Подтверждая слова фра Леонардо, ворота монастыря Санта Кроче раскрылись на обе створки и длинная вереница кающихся с горящими смоляными факелами в руках потянулась под их сводами. Четверо медленно ступали в окружении двух зловещих цепочек огней, плечом поддерживая край погребальных носилок; на них под ворохом цветов покоилось тело молодой девушки девятнадцати-двадцати лет; ее незакрытое лицо под венчиком из белых роз даже в бледности не утратило прежней ослепительной красоты.
У Микеле, увидевшего ее еще издали, вырвалось такое горестное, душераздирающее стенание, что процессия замедлила ход.
- Братья, - еле выговорил он, - молю вас…
Наступившее молчание указывало на удивление кающихся, к которому примешивалось и некоторая доля любопытства.
Микеле заговорил снова.
- Всего на минуту опустите наземь тело этой девушки. - О братья мои!
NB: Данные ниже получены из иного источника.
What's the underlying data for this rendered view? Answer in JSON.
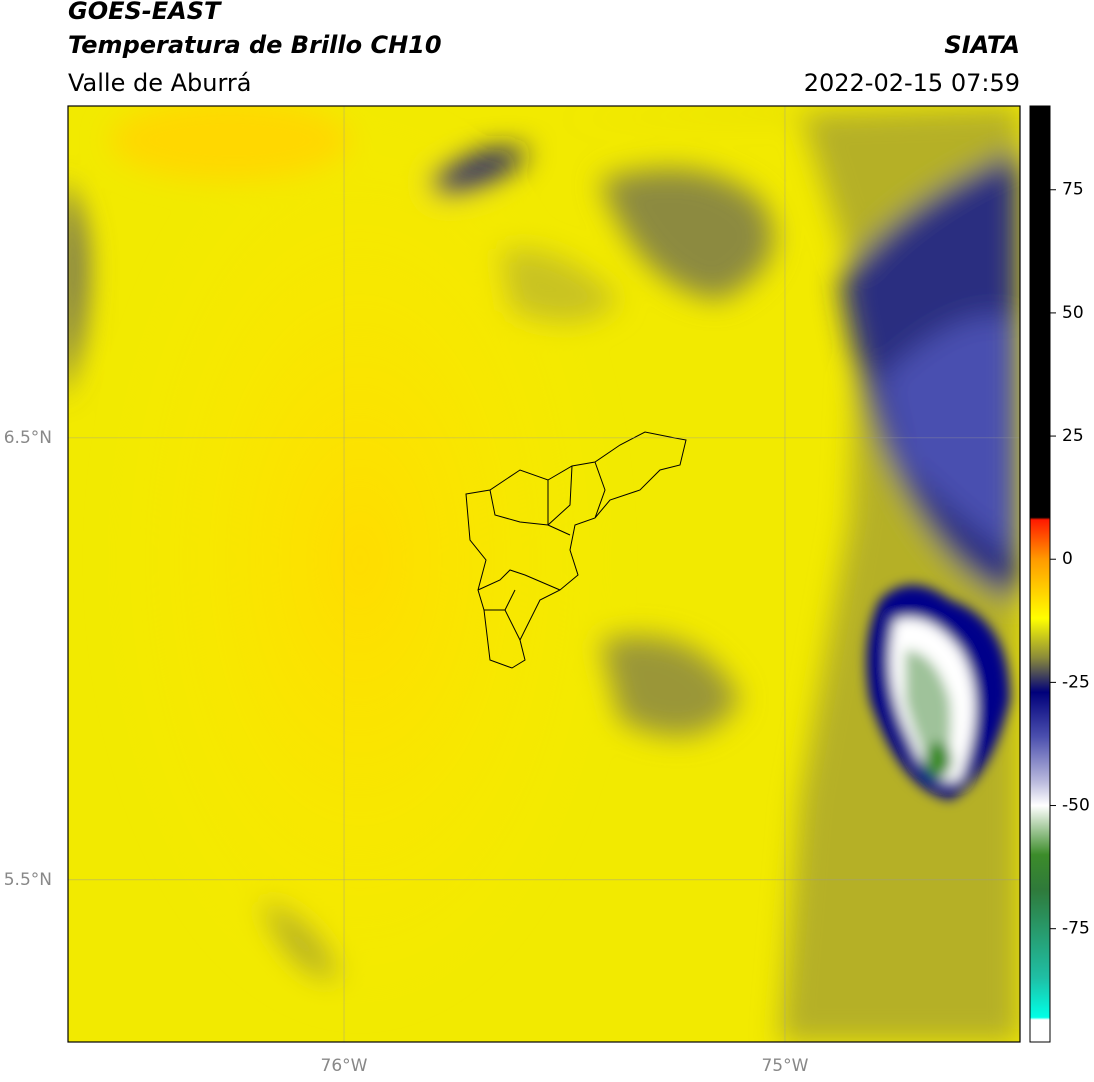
{
  "header": {
    "title": "GOES-EAST",
    "subtitle": "Temperatura de Brillo CH10",
    "region": "Valle de Aburrá",
    "source": "SIATA",
    "datetime": "2022-02-15 07:59"
  },
  "map": {
    "xlim": [
      -76.626,
      -74.467
    ],
    "ylim": [
      5.133,
      7.251
    ],
    "xticks": [
      {
        "value": -76,
        "label": "76°W"
      },
      {
        "value": -75,
        "label": "75°W"
      }
    ],
    "yticks": [
      {
        "value": 6.5,
        "label": "6.5°N"
      },
      {
        "value": 5.5,
        "label": "5.5°N"
      }
    ],
    "grid": true
  },
  "colorbar": {
    "lim": [
      -98,
      92
    ],
    "ticks": [
      75,
      50,
      25,
      0,
      -25,
      -50,
      -75
    ],
    "stops": [
      {
        "value": 92,
        "color": "#000000"
      },
      {
        "value": 8.5,
        "color": "#000000"
      },
      {
        "value": 8,
        "color": "#ff1a00"
      },
      {
        "value": 0,
        "color": "#ff9a00"
      },
      {
        "value": -12,
        "color": "#ffff00"
      },
      {
        "value": -20,
        "color": "#8a8a3a"
      },
      {
        "value": -27,
        "color": "#00007a"
      },
      {
        "value": -36,
        "color": "#4b4fae"
      },
      {
        "value": -45,
        "color": "#b8b8dc"
      },
      {
        "value": -50,
        "color": "#ffffff"
      },
      {
        "value": -60,
        "color": "#3c8c2a"
      },
      {
        "value": -67,
        "color": "#2f7a3a"
      },
      {
        "value": -85,
        "color": "#1fbfa5"
      },
      {
        "value": -93,
        "color": "#00ffe6"
      },
      {
        "value": -93.5,
        "color": "#ffffff"
      },
      {
        "value": -98,
        "color": "#ffffff"
      }
    ]
  }
}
В нем заключено единственное на свете сердце, что любило меня, и я хотел бы сейчас, когда оно перестало биться, в последний раз поблагодарить его за эту любовь.
Кающиеся составили гроб на порог монастыря и расступились, пропуская к нему Микеле.
Тот вступил в круг пылающих факелов и благоговейно опустился на колени перед носилками.
Потом, склонившись к покойнице, он обратился к ней:
- Ведь правда, борение со смертью для тебя, бедное дитя, было менее мучительным, чем твоя жизнь? Разве смерть, внушая страх одним, не является к другим той бледной и хладной подругой, что, как заботливая мать, убаюкивает в своих объятиях и тихо укладывает в ту вечную постель, что зовется могилой? И не правильнее ли я поступаю, когда, вместо того чтобы проливать слезы над тобою, бедная моя малютка, восславляю Господа, призвавшего тебя к себе?.. Прощай же, Нелла!.. Прими мое последнее прости. Я любил тебя, бедная дочь земли! Я всегда буду любить тебя, прекрасный ангел небес! Прощай, Нелла!.. Я вернулся отомстить за тебя, живую или мертвую! Спи спокойно, я не заставлю тебя ждать!